More references are at the bottom of the article. I think I'm going to try to read more about this topic.
> In his press conference after that decision on Wednesday, Powell returned to the theme. Right now, he said, wages are growing “well above what would be consistent with 2% inflation.”
> The pivotal question for Fed officials is whether the climb in US pay over the past 18 months or so is a one-time bump — as companies adjust to scarce labor supply, and a realization that their workforce was under-compensated — or a pernicious feedback loop in which prices and wages drive each other up.
He still doesn't seem to understand how shortages of products caused by offshoring and just-in-time inventories (e.g., management-by-fad) and the housing price spiral are huge parts of recent price inflation ... or how wages rose less than prices for decades and are only recently starting to respond. He has spent all of this year talking about how employees need to be punished. His goal appears to be that people will be willing accept a minimum wage job at Gree-C Burger and living in pup tents underneath nearby bridges.

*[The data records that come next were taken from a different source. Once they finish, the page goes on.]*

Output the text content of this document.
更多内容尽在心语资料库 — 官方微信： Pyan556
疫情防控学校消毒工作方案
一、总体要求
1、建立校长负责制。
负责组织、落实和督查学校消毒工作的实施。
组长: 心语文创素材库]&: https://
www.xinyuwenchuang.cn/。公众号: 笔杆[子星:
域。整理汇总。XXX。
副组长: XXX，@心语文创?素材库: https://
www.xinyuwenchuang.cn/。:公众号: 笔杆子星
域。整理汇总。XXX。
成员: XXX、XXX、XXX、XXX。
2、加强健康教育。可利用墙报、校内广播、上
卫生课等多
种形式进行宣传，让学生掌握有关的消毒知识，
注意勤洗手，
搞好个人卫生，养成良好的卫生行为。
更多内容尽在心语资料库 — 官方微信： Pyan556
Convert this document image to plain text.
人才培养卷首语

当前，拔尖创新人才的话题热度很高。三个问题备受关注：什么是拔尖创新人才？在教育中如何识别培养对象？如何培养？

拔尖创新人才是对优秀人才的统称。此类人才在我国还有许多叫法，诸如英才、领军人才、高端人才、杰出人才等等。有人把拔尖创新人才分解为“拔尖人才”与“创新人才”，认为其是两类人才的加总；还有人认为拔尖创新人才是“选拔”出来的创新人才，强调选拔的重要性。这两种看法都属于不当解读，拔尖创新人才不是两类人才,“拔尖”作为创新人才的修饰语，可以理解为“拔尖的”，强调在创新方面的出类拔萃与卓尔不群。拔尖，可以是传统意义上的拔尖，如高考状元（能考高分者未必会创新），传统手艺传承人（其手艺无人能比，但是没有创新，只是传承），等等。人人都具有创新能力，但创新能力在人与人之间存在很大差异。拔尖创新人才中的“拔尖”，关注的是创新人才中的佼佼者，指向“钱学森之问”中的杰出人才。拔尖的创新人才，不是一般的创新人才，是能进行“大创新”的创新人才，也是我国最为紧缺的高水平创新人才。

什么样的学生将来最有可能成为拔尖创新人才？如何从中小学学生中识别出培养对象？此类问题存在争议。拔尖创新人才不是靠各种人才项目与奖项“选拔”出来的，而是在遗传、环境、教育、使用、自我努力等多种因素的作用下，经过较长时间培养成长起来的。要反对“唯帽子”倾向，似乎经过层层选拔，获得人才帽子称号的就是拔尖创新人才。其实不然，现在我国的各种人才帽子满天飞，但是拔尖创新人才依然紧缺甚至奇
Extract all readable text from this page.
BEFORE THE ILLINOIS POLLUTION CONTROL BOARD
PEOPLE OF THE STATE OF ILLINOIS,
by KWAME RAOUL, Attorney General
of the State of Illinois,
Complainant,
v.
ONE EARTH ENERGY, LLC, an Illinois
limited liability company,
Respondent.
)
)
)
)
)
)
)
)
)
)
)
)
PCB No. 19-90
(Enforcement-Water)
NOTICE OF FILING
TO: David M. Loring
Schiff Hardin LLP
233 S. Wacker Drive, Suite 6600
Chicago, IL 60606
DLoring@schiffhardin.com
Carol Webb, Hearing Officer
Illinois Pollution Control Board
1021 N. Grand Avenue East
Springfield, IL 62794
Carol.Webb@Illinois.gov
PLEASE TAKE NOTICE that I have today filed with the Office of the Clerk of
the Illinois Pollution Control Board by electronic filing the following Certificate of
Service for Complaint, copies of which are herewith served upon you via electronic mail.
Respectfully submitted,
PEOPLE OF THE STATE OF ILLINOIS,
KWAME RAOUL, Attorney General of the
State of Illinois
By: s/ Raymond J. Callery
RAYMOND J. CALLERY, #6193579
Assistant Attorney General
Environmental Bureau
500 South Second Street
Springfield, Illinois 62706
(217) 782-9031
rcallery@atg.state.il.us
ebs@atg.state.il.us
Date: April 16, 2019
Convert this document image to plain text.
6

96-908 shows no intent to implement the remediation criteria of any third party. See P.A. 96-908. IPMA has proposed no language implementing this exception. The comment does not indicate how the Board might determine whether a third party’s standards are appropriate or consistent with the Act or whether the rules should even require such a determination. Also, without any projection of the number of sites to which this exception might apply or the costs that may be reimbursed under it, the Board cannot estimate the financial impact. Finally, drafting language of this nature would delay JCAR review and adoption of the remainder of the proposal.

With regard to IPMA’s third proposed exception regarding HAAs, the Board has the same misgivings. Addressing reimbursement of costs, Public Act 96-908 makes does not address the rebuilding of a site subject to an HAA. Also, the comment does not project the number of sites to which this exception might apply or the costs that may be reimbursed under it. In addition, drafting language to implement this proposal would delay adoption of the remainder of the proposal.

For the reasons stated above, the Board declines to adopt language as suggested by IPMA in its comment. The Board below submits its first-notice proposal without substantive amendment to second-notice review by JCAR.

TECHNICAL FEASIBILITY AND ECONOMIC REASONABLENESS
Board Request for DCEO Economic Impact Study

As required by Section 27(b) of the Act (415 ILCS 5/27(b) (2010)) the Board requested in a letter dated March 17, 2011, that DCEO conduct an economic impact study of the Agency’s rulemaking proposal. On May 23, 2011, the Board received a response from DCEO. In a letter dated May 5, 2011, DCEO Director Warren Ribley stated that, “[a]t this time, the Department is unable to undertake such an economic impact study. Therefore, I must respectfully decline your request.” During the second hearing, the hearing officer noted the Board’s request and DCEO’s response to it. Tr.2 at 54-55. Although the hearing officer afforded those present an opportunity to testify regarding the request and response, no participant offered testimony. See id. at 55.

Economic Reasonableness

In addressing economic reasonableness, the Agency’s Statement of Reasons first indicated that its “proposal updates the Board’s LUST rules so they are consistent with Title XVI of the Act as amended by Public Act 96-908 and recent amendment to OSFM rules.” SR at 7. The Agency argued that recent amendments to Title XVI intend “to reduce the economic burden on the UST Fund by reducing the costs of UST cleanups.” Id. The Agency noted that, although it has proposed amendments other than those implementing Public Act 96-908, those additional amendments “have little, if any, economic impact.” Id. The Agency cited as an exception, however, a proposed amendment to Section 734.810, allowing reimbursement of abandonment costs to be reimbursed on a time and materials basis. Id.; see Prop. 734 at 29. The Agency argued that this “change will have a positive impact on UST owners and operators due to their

Nor do he or Janet Yellen accept responsibility for their roles in rapidly expanding the money supply, providing the underlying inflation that allows the price inflation to proceed.
For these and other reasons, Mr Powell needs to be removed from office before he can hurt Americans even more than he already has.
#Kraken, the 3rd-largest #cryptocurrency exchange, lays off 30% of its workforce, returning to the size it was late last year. Employees will receive 16 weeks of severance pay and benefits vesting will be extended. (Much better than what the Lane furniture company did.)
This could be more fallout from the failure of SBF's #FTX and associated companies, or it could be cyclical economic factors ... as cryptocurrency prices seem to rise and fall with the general economy.
In a discussion about #CBDCs (Central Bank Digital Currencies), I popped in, posted this description, and then got back out.
--- governmentally issued electronic money that only has value if it meets the following: 1. It must be spent BY the designated person or persons. 2. It must be spent ON allowed or specified products and services. 3. It must be spent BEFORE a specific date and time. 4. It MAY have other limitations, such as geographic restrictions or only spendable at certain vendors. ---
I note that a CBDC has little or nothing to do with #blockchain (at least the interesting parts around distributed consensus and distributed governance) . Electronic currencies probably date back to some of the first online multiplayer games, if not to credit card processing, so much of that has been explored for decades.
I have seen headlines about Congress pushing the Federal Reserve and Treasury to test a CBDC soon, with an eye toward having a viable "digital dollar" before other major economies can use their own CBDCs to upend and replace the dollar.
While we cannot yet know whether a CBDC will happen or what form it will take, what is certain is that the growth of #cryptocurrencies is inspiring this global trend of investigation the creation of national CBDCs.